Singapour sous le feu des projecteurs : les revenus du secteur des semi-conducteurs soulèvent des questions
Singapour représente environ 20 % du chiffre d'affaires déclaré de Nvidia, mais le rapport indique que la majeure partie de ce chiffre d'affaires ne provient pas de puces physiquement expédiées à Singapour. Selon les documents déposés par Nvidia, il s'agit principalement de commandes passées par des entités singapouriennes mais destinées à d'autres pays, dont la Chine.
« Nous tracles adresses de facturation, et non les adresses de livraison », a précisé Nvidia en réponse aux questions concernant l'enquête. Cette distinction signifie que des acheteurs basés à Singapour pourraient passer d'importantes commandes de puces destinées à être livrées ailleurs. Le FBI cherche à savoir si des intermédiaires ont contribué à acheminer ces commandes vers des fournisseurs chinois.
Les représentants américains John Moolenaar et Raja Krishnamoorthi ont adressé mardi une lettre au conseiller à la sécurité nationale Mike Waltz, l'exhortant à imposer des exigences de licence plus strictes aux exportations de puces vers Singapour.
« Des pays comme Singapour devraient être soumis à des exigences strictes en matière de licences, à moins d’une volonté de sévir contre les expéditions vers la Chine », ont écrit les législateurs.

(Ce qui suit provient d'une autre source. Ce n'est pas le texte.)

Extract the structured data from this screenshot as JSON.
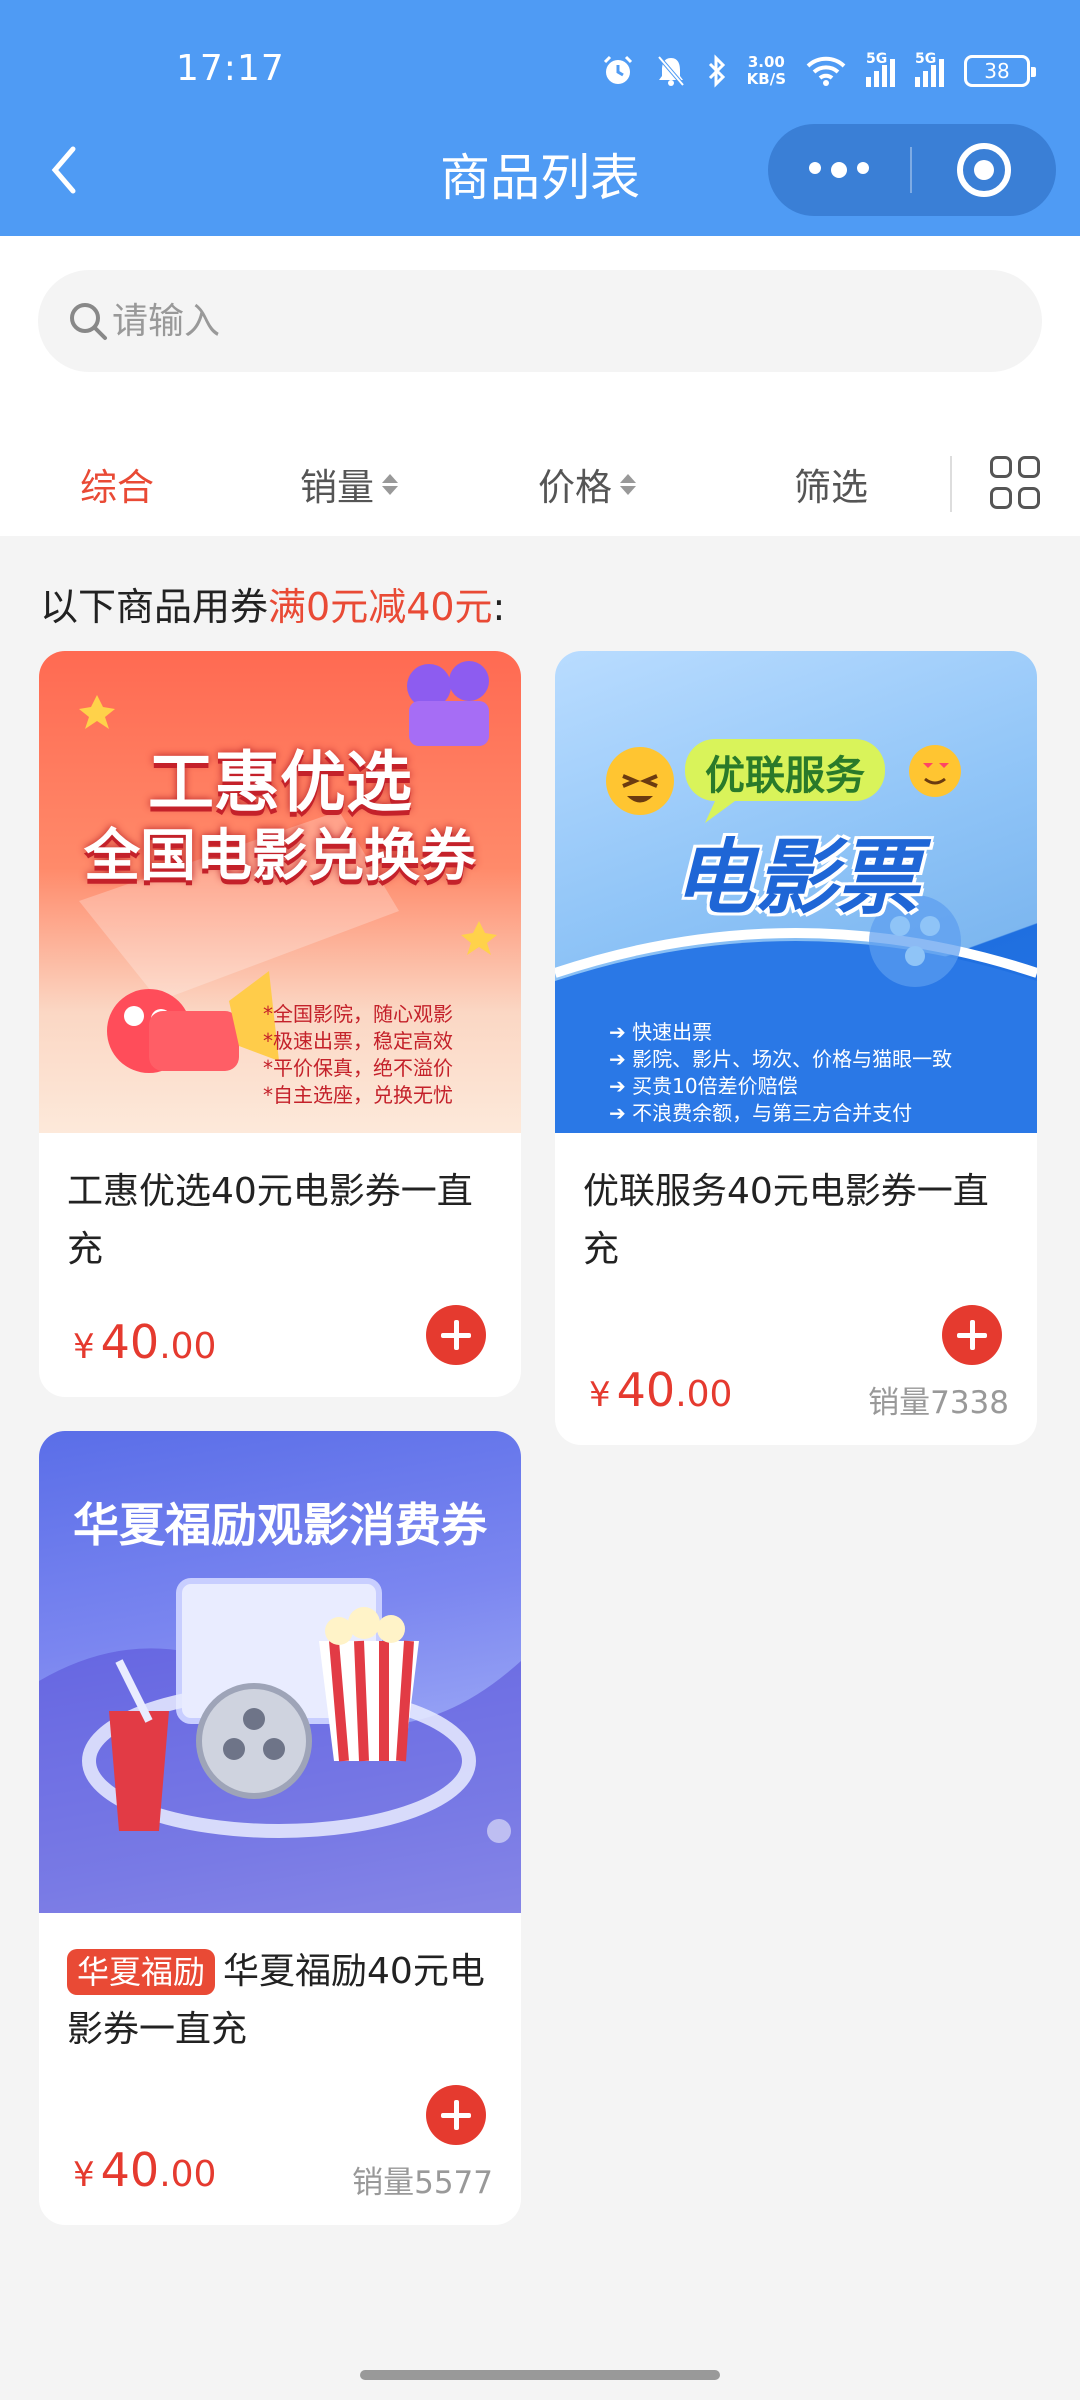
{
  "status_bar": {
    "time": "17:17",
    "net_speed_value": "3.00",
    "net_speed_unit": "KB/S",
    "signal_1_label": "5G",
    "signal_2_label": "5G",
    "battery": "38"
  },
  "nav": {
    "title": "商品列表"
  },
  "search": {
    "placeholder": "请输入"
  },
  "filters": {
    "comprehensive": "综合",
    "sales": "销量",
    "price": "价格",
    "screen": "筛选"
  },
  "coupon": {
    "prefix": "以下商品用券",
    "highlight": "满0元减40元",
    "suffix": ":"
  },
  "products": [
    {
      "name": "工惠优选40元电影券一直充",
      "price_yen": "¥",
      "price_int": "40",
      "price_dec": ".00",
      "image": {
        "headline1": "工惠优选",
        "headline2": "全国电影兑换券",
        "points": [
          "*全国影院，随心观影",
          "*极速出票，稳定高效",
          "*平价保真，绝不溢价",
          "*自主选座，兑换无忧"
        ]
      }
    },
    {
      "name": "优联服务40元电影券一直充",
      "price_yen": "¥",
      "price_int": "40",
      "price_dec": ".00",
      "sales": "销量7338",
      "image": {
        "badge": "优联服务",
        "headline": "电影票",
        "points": [
          "快速出票",
          "影院、影片、场次、价格与猫眼一致",
          "买贵10倍差价赔偿",
          "不浪费余额，与第三方合并支付"
        ]
      }
    },
    {
      "brand_tag": "华夏福励",
      "name": "华夏福励40元电影券一直充",
      "price_yen": "¥",
      "price_int": "40",
      "price_dec": ".00",
      "sales": "销量5577",
      "image": {
        "headline": "华夏福励观影消费券"
      }
    }
  ]
}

Bien que Singapour n'ait pas été initialement inclus dans le périmètre géographique des restrictions américaines sur les puces, les enquêteurs examinent actuellement comment cette faille a pu donner à des entreprises chinoises comme DeepSeek.
Selon la réglementation actuelle, les envois importants vers Singapour nécessitent une licence, tandis que les envois plus modestes (moins de 1 700 puces) requièrent uniquement une notification. Ce manque de contrôles stricts a créé une faille que beaucoup à Washington souhaitent combler.
L'action Nvidia a chuté de près de 7 % suite à l'annonce de l'enquête américaine, prolongeant une semaine difficile marquée également par des baisses pour Microsoft, Oracle et Alphabet. Au total, les entreprises technologiques ont perdu près de 1 000 milliards de dollars de capitalisation boursière, les investisseurs s'inquiétant de la montée en puissance de l'intelligence artificielle chinoise.
Microsoft et OpenAI mènent leur propre enquête afin de déterminer si DeepSeek a accédé aux données d'OpenAI sans autorisation. L'affirmation de DeepSeek selon laquelle elle a développé ses modèles d'IA à un coût bien inférieur à celui de ses concurrents américains a suscité des soupçons quant à une possible exploitation d'outils ou de jeux de données développés en Occident.
Microsoft craint particulièrement que les progrès de DeepSeek n'affaiblissent sa domination à long terme sur le marché de l'IA.